There is a looming specter, however, that extends far beyond the Walls Unit in Huntsville. Every execution is accompanied by an alarming prospect – the possibility, however remote, that the executed is not guilty of the crime they were convicted of.

It is for this reason that Texas should immediately instate a death penalty moratorium.

In 1993, Ruben Cantu was executed for a San Antonio murder. According to a 2005 Houston Chronicle investigation and a subsequent report by Human Rights Watch, Cantu was likely innocent of the charges levied against him.

There is no justification for the propagation of a system that has the potential to kill the innocent in the name of justice. Gov. George Ryan of Illinois made a prudent decision in 2000 when he opted to impose a moratorium on his state’s death penalty following the commuting of 13 death penalty sentences in Illinois between 1977 and 2000.

Exonerations from death row are not a concept foreign to the complex world of capital punishment. According to the Death Penalty Information Center, a non-profit public policy institute, between 2000 and 2007 there were an average of five death row exonerations a year nationwide.

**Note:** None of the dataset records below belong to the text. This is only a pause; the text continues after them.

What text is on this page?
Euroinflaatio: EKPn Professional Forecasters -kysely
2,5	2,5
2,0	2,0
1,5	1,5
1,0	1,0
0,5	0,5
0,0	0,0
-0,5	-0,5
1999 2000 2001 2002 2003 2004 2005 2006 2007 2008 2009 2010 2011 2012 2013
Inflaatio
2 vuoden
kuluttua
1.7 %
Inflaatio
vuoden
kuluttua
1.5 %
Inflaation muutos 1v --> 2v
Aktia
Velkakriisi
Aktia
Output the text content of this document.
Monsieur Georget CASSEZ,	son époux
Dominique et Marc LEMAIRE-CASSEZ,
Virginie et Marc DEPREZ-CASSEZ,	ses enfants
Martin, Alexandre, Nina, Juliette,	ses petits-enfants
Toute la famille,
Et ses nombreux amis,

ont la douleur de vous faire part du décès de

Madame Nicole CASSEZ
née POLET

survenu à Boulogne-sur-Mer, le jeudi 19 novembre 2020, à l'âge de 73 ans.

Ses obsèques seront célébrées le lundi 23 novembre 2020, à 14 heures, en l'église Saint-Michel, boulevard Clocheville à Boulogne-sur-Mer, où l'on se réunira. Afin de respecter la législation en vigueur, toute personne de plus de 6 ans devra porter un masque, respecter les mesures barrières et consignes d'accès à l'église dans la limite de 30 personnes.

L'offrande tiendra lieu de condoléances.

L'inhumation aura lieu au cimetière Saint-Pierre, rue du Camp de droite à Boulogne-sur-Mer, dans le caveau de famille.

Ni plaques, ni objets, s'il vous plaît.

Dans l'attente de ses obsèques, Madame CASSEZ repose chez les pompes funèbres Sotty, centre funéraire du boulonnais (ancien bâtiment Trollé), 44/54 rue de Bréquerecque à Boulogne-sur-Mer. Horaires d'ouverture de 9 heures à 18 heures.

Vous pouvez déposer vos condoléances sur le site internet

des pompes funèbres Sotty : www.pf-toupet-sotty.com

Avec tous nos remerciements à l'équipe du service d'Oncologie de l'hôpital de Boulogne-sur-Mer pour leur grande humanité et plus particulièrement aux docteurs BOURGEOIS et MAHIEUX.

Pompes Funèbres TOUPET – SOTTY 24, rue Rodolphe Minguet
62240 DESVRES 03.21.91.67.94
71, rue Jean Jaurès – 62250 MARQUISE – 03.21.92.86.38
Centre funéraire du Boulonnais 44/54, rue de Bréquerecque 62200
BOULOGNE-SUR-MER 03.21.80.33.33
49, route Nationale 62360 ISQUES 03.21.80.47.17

Texas has been responsible for eight of the 124 exonerations that have occurred since the reinstatement of the death penalty. Behind every exoneration are trials plagued with hearsay, pseudoscience, eyewitness contradictions and false confessions. The justice system, even with its innumerable checks and balances, is still susceptible to human error.

Responsibility and judicial integrity are as important to justice as restitution is to a victim’s family. The state has a moral obligation to ensure the utmost accuracy in its actions and to eliminate even the remotest possibility of a wrongful execution.

With our current abilities, though, accuracy of this level is simply impossible.

An act as irreversible as the death penalty necessitates a burden of proof greater than can be reasonably encountered in a court of law. The possibility of executing the innocent far outweighs any alleged justice the practice may reap.

We may never know how many, if any, of the 400 inmates executed by the state have been innocent, but even one would be far too much. It is a burden the state should never shoulder.